Le Xournal (LX) : C’est l’actualité du moment. Le projet de loi sur la Financial Crimes Commission présentée par le Premier ministre mardi au Parlement est défendue bec et ongles par le gouvernement, alors que l’opposition parlementaire et extraparlementaire affirme que ce projet de loi est néfaste pour le pays. Quelle est votre position en tant que juriste ?
Sunil Bheeroo (SB) : Je pense que ce projet de loi est arrivé devant le Parlement avec beaucoup de retard. Si vous lisez le rapport de la Commission d’enquête sur le trafic de drogue, vous verrez que c’est l’une des recommandations de l’ancien juge Paul Lam Shang Leen, à savoir regrouper les institutions sous une seule entité. Il ne faut surtout pas oublier que dans un passé récent, l’île Maurice a été blacklisted en raison de ses manquements dans le secteur des services financiers, et il était nécessaire d’introduire de nouvelles réglementations afin de se conformer aux normes internationales. Vous pouvez imaginer que cela a énormément affecté la réputation de Maurice dans le monde des affaires, et maintenant la Financial Crimes Commission agira de manière à redorer le blason du pays, car une nouvelle évaluation des institutions internationales est attendue et si rien n’est fait, nous risquons de perdre beaucoup en termes d’investissements financiers.
LX : Ce n’est pas du tout le discours de l’opposition, en êtes-vous conscient ?
SB : Oui ! J’ai entendu beaucoup de choses être dites à propos du projet de loi sur la Financial Crimes Commission. Par exemple, on dit que le pouvoir du DPP sera réduit, mais il faut réaliser que la Financial Crimes Commission interviendra uniquement dans les cas de crimes financiers. Le DPP conservera donc tout son pouvoir en matière pénale et sur les affaires civiles. Pour moi, le projet de loi sur le FCC est une très bonne chose et il est injustement critiqué. Beaucoup ont tendance à oublier que, tout comme le MSM, le Parti Travailliste a également proposé la création d’une Financial Crimes Commission dans son manifeste électoral.

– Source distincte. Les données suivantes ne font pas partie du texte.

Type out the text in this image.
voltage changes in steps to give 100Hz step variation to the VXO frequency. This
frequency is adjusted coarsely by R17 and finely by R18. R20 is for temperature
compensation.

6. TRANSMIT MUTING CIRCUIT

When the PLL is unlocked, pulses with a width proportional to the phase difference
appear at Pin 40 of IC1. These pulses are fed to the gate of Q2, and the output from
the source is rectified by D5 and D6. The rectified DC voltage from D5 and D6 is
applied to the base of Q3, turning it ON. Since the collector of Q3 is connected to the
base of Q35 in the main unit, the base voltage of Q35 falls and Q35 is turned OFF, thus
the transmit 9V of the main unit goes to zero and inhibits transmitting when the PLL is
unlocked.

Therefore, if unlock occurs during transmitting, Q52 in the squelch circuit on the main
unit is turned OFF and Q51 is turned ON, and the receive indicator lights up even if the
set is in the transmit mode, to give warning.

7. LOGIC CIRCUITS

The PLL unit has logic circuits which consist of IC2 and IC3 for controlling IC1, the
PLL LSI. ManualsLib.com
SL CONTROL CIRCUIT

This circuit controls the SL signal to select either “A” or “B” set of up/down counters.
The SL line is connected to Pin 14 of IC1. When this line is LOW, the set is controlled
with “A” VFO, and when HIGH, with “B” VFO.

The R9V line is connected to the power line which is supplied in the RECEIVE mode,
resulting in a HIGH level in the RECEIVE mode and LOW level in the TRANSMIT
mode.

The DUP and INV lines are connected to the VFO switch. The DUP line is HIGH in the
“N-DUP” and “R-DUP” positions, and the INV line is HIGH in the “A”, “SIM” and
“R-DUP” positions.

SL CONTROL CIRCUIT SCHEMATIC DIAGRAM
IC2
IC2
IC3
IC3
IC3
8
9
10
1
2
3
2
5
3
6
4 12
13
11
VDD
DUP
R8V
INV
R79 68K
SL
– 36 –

LX : Aidez-nous à comprendre. Qu’y a-t-il d’antidémocratique ou d’anticonstitutionnel dans ce projet de loi ?
SB : Comment est-ce que ce projet de loi pourrait être antidémocratique je demande à comprendre. Il n’y a absolument rien de nouveau si ce n’est que les institutions se retrouveront ‘under one umbrella’. Maintenant anticonstitutionnel ceux qui disent cela doit venir dire quelle provision de la loi qui l’est. Le DPP gardera son plein pouvoir comme le dit la section 142 de ce projet de loi et s’il y a des abus de la FCC nous aurons toujours recours au judiciaire. Je ne comprends donc pas la campagne malveillante des politiciens de l’opposition. Il y a maintenant un panel d’avocat qui contestera devant la Cour Suprême la constitutionalité de certaines clauses, on verra.
LX : Ivan Collendavelloo a cité des exemples lors de son intervention pour dire que le DPP n’est pas ‘above the law’ ?
SB : La question ne se pose pas. Le Privy Council en a statué dans une affaire passée. ‘No one is above the law.’ Que ce soit l’actuel DPP ou un autre, il faut savoir faire la différence entre la personne et la fonction. Le bureau du DPP est une institution très importante aujourd’hui et le sera encore demain.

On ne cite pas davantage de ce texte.